The research is consistent: programs that train mentors achieve significantly higher success rates than those that do not. Programs that train both mentors and mentees achieve higher rates still. Training is one of the most impactful investments any program manager can make, and one of the most commonly underinvested areas.
Effective mentor training does not need to be lengthy, but it does need to be substantive. At a minimum it should cover what mentoring is and how it differs from coaching, managing and advising. How to set the relationship up for success from the first meeting, including agreeing on frequency, confidentiality and expectations. Conversational techniques for helping a mentee clarify goals and develop their own solutions. Core skills like active listening, powerful questioning, constructive challenge and role modelling. And the common mistakes mentors make, so participants know what to watch for.
Programs focused on specific groups, whether women in leadership, First Nations employees, early career professionals or other cohorts, benefit from additional preparation around topics like unconscious bias and imposter syndrome.

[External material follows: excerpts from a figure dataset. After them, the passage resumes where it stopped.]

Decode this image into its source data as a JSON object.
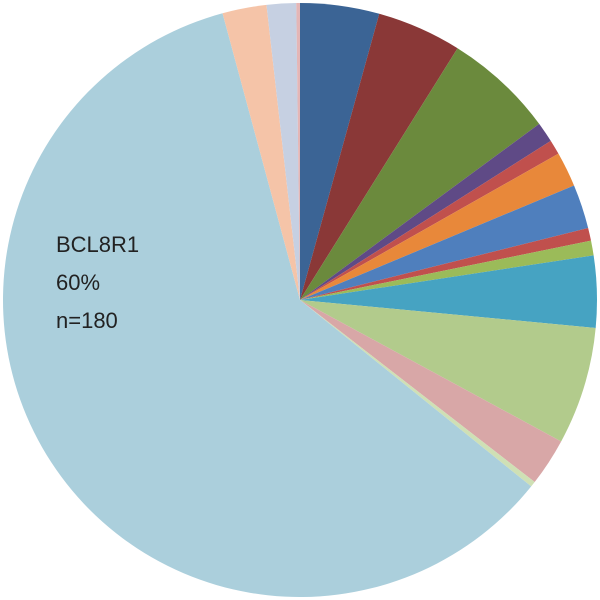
{
  "chart_data": {
    "type": "pie",
    "categories": [
      null,
      null,
      null,
      null,
      null,
      null,
      null,
      null,
      null,
      null,
      null,
      null,
      null,
      "BCL8R1",
      null,
      null,
      null
    ],
    "values": [
      4.3,
      4.6,
      6,
      1.1,
      0.8,
      1.9,
      2.4,
      0.7,
      0.8,
      3.9,
      6.4,
      2.6,
      0.3,
      60,
      2.4,
      1.6,
      0.2
    ],
    "value_labels": [
      null,
      null,
      null,
      null,
      null,
      null,
      null,
      null,
      null,
      null,
      null,
      null,
      null,
      "60%",
      null,
      null,
      null
    ],
    "count_labels": [
      null,
      null,
      null,
      null,
      null,
      null,
      null,
      null,
      null,
      null,
      null,
      null,
      null,
      "n=180",
      null,
      null,
      null
    ],
    "colors": [
      "#3b6495",
      "#8a3837",
      "#6b8a3d",
      "#5f4a86",
      "#c0504d",
      "#e8883a",
      "#4f7fbd",
      "#c0504d",
      "#9bbb59",
      "#46a3c2",
      "#b2cb8c",
      "#d8a7a7",
      "#cfe0b5",
      "#abcfdc",
      "#f5c4a8",
      "#c6d0e2",
      "#e4b6b6"
    ],
    "start_angle": 0,
    "direction": "clockwise"
  }
}
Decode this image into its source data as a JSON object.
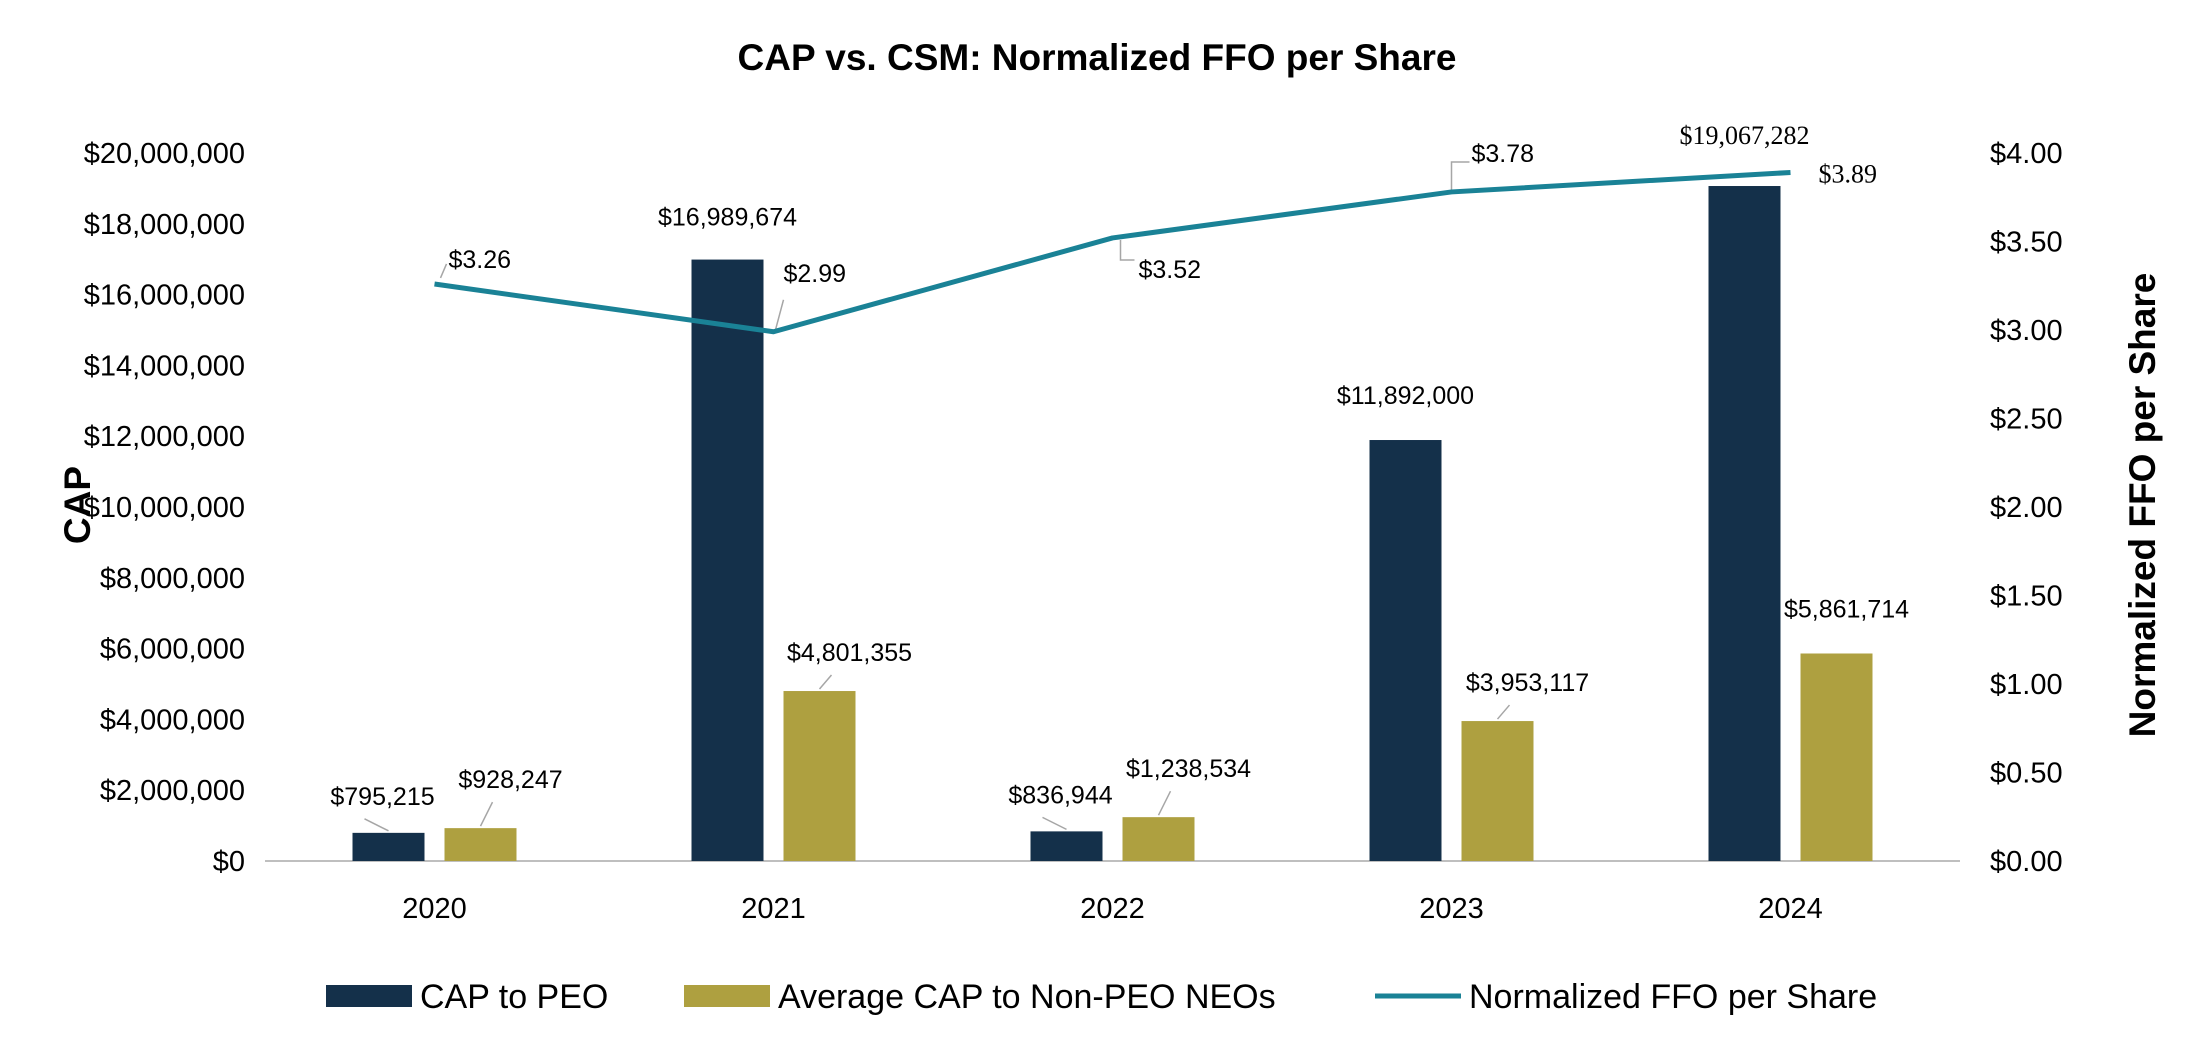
{
  "chart_data": {
    "type": "bar+line",
    "title": "CAP vs. CSM: Normalized FFO per Share",
    "categories": [
      "2020",
      "2021",
      "2022",
      "2023",
      "2024"
    ],
    "ylabel_left": "CAP",
    "ylabel_right": "Normalized FFO per Share",
    "ylim_left": [
      0,
      20000000
    ],
    "ylim_right": [
      0,
      4.0
    ],
    "yticks_left": [
      "$0",
      "$2,000,000",
      "$4,000,000",
      "$6,000,000",
      "$8,000,000",
      "$10,000,000",
      "$12,000,000",
      "$14,000,000",
      "$16,000,000",
      "$18,000,000",
      "$20,000,000"
    ],
    "yticks_right": [
      "$0.00",
      "$0.50",
      "$1.00",
      "$1.50",
      "$2.00",
      "$2.50",
      "$3.00",
      "$3.50",
      "$4.00"
    ],
    "grid": false,
    "legend_position": "bottom",
    "series": [
      {
        "name": "CAP to PEO",
        "type": "bar",
        "axis": "left",
        "color": "#14304a",
        "values": [
          795215,
          16989674,
          836944,
          11892000,
          19067282
        ],
        "labels": [
          "$795,215",
          "$16,989,674",
          "$836,944",
          "$11,892,000",
          "$19,067,282"
        ]
      },
      {
        "name": "Average CAP to Non-PEO NEOs",
        "type": "bar",
        "axis": "left",
        "color": "#aea040",
        "values": [
          928247,
          4801355,
          1238534,
          3953117,
          5861714
        ],
        "labels": [
          "$928,247",
          "$4,801,355",
          "$1,238,534",
          "$3,953,117",
          "$5,861,714"
        ]
      },
      {
        "name": "Normalized FFO per Share",
        "type": "line",
        "axis": "right",
        "color": "#1a8296",
        "values": [
          3.26,
          2.99,
          3.52,
          3.78,
          3.89
        ],
        "labels": [
          "$3.26",
          "$2.99",
          "$3.52",
          "$3.78",
          "$3.89"
        ]
      }
    ]
  }
}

These are not extras. They are often the difference between a relationship that genuinely transforms someone’s career and one that quietly fizzles out after a few sessions.
Mentee training is just as important and far more often skipped.
Mentees need to understand clearly that they own the relationship. They set the agenda, drive the conversations and are responsible for following through on what they commit to. A mentee who arrives unprepared and waits for the mentor to take the lead will not get much from the experience, and will frustrate even the most skilled mentor.
Preparing mentees properly for this ownership is one of the highest-leverage things a program manager can do.
Training is the foundation. Ongoing support is what sustains quality across the life of a program.
This includes resources for reflection at key milestones, guidance for navigating specific challenges as they arise and a clear pathway for escalating issues if a relationship runs into difficulty. The best programs treat training not as a one-time event but as a continuous thread running through the whole experience.